Formation of DNA adducts in vivo in rat liver and intestinal epithelium after administration of the carcinogen 3,2'-dimethyl-4-aminobiphenyl and its hydroxamic acid.

Administration of the 3H-labeled colon carcinogen, 3,2'-dimethyl-4-aminobiphenyl (DMABP) and its hydroxamic acid derivative, N-hydroxy-N-acetyl-DMABP, to male F344 rats resulted in high levels of covalent binding to hepatic and intestinal DNA, RNA and protein. For both compounds, binding to hepatic macromolecules was 2-4 times higher than in the intestine.
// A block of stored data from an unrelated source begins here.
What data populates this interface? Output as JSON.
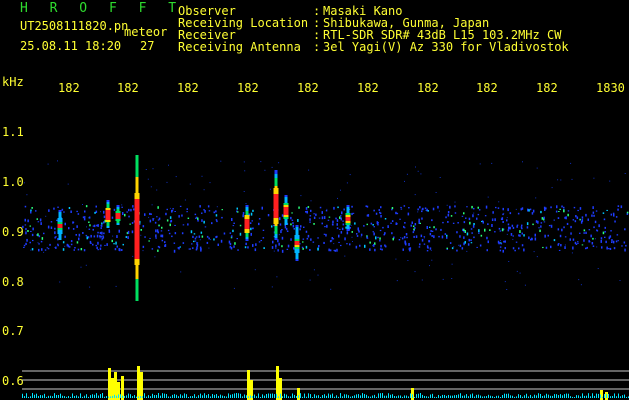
{
  "header": {
    "title": "H R O F F T",
    "filename": "UT2508111820.pn",
    "meteor_label": "meteor",
    "datetime": "25.08.11 18:20",
    "count": "27",
    "fields": [
      {
        "label": "Observer",
        "value": "Masaki Kano"
      },
      {
        "label": "Receiving Location",
        "value": "Shibukawa, Gunma, Japan"
      },
      {
        "label": "Receiver",
        "value": "RTL-SDR SDR# 43dB L15 103.2MHz CW"
      },
      {
        "label": "Receiving Antenna",
        "value": "3el Yagi(V) Az 330 for Vladivostok"
      }
    ]
  },
  "axes": {
    "y_unit": "kHz",
    "y_ticks": [
      "1.1",
      "1.0",
      "0.9",
      "0.8",
      "0.7",
      "0.6"
    ],
    "time_ticks": [
      "182",
      "182",
      "182",
      "182",
      "182",
      "182",
      "182",
      "182",
      "182",
      "1830"
    ]
  },
  "colors": {
    "background": "#000000",
    "text": "#ffff33",
    "title": "#2fdc2f",
    "noise": "#1e3cff",
    "histogram": "#ffff00",
    "baseline": "#00e5ff",
    "grid": "#c8c8c8"
  }
}
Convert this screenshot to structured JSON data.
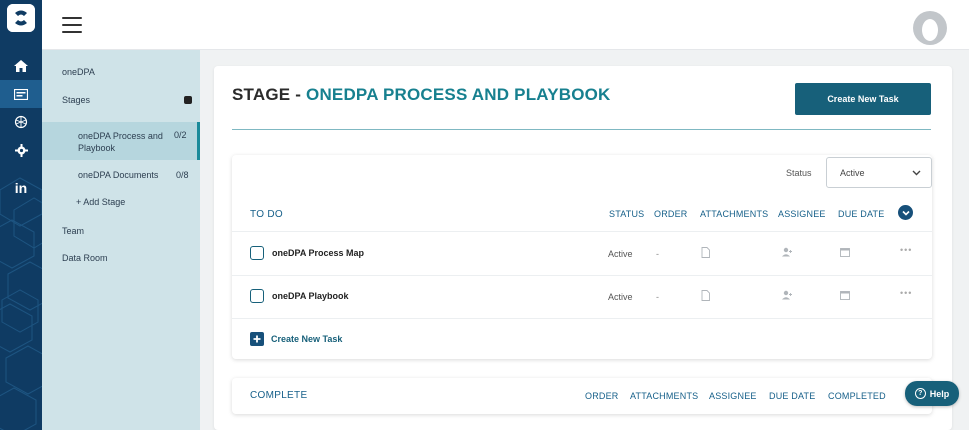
{
  "rail": {
    "icons": [
      "logo-icon",
      "home-icon",
      "stages-icon",
      "network-icon",
      "settings-icon",
      "linkedin-icon"
    ],
    "linkedin_label": "in",
    "bg_color": "#0f3b63"
  },
  "sidebar": {
    "project": "oneDPA",
    "stages_label": "Stages",
    "stage_items": [
      {
        "label_line1": "oneDPA Process and",
        "label_line2": "Playbook",
        "count": "0/2",
        "active": true
      },
      {
        "label_line1": "oneDPA Documents",
        "label_line2": "",
        "count": "0/8",
        "active": false
      }
    ],
    "add_stage": "+ Add Stage",
    "team": "Team",
    "data_room": "Data Room"
  },
  "page": {
    "title_prefix": "STAGE - ",
    "title_accent": "ONEDPA PROCESS AND PLAYBOOK",
    "create_button": "Create New Task",
    "accent_color": "#17808f"
  },
  "todo": {
    "status_label": "Status",
    "status_value": "Active",
    "section_label": "TO DO",
    "columns": [
      "STATUS",
      "ORDER",
      "ATTACHMENTS",
      "ASSIGNEE",
      "DUE DATE"
    ],
    "rows": [
      {
        "name": "oneDPA Process Map",
        "status": "Active",
        "order": "-"
      },
      {
        "name": "oneDPA Playbook",
        "status": "Active",
        "order": "-"
      }
    ],
    "more_label": "•••",
    "create_task": "Create New Task"
  },
  "complete": {
    "section_label": "COMPLETE",
    "columns": [
      "ORDER",
      "ATTACHMENTS",
      "ASSIGNEE",
      "DUE DATE",
      "COMPLETED"
    ]
  },
  "help": {
    "label": "Help",
    "q": "?"
  }
}
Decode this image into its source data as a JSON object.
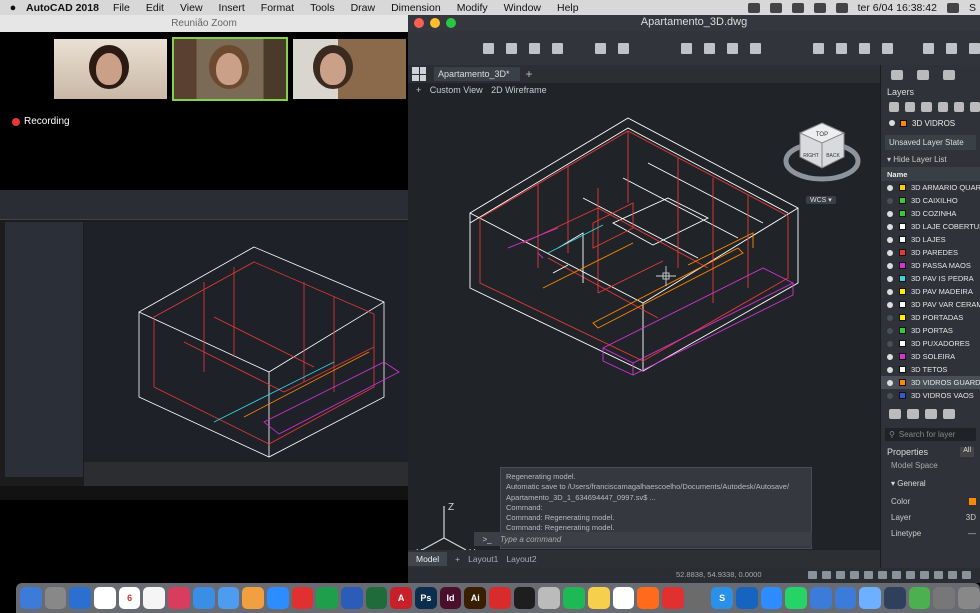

High pressure liquid chromatographic analysis of the enzymatically hydrolyzed DNA from liver and intestinal epithelium indicated the presence of two carcinogen-DNA adducts: 5-(deoxyguanosin-N2-yl)-DMABP (15%), N-(deoxyguanosin-8-yl)-DMABP (50%), and a decomposition product of the latter (15%). N-acetylated adducts were not detected. When measured after 7 days, all adducts in the intestinal DNA had decreased by 70%, while only a 29% decrease had occurred in the hepatic DNA. To determine if the loss of DMABP products was a consequence of cell turnover or repair, rats were treated with [3H]thymidine and DMABP, and the specific activity of hepatic liver and intestinal DNA was measured. Between 1 and 7 days only a slight decrease in [3H]thymidine content occurred in hepatic DNA as compared with a 95% reduction in intestinal DNA. Thus, the higher rate of DNA synthesis in the intestine versus that in the liver may serve to promote fixation of the initiating lesion and account for the preferential induction of intestinal cancer by DMABP. Furthermore, comparison of these data with metabolic activation pathways reported earlier strongly suggest that N-hydroxy-DMABP is the proximate carcinogenic metabolite of both DMABP and N-hydroxy-N-acetyl-DMABP.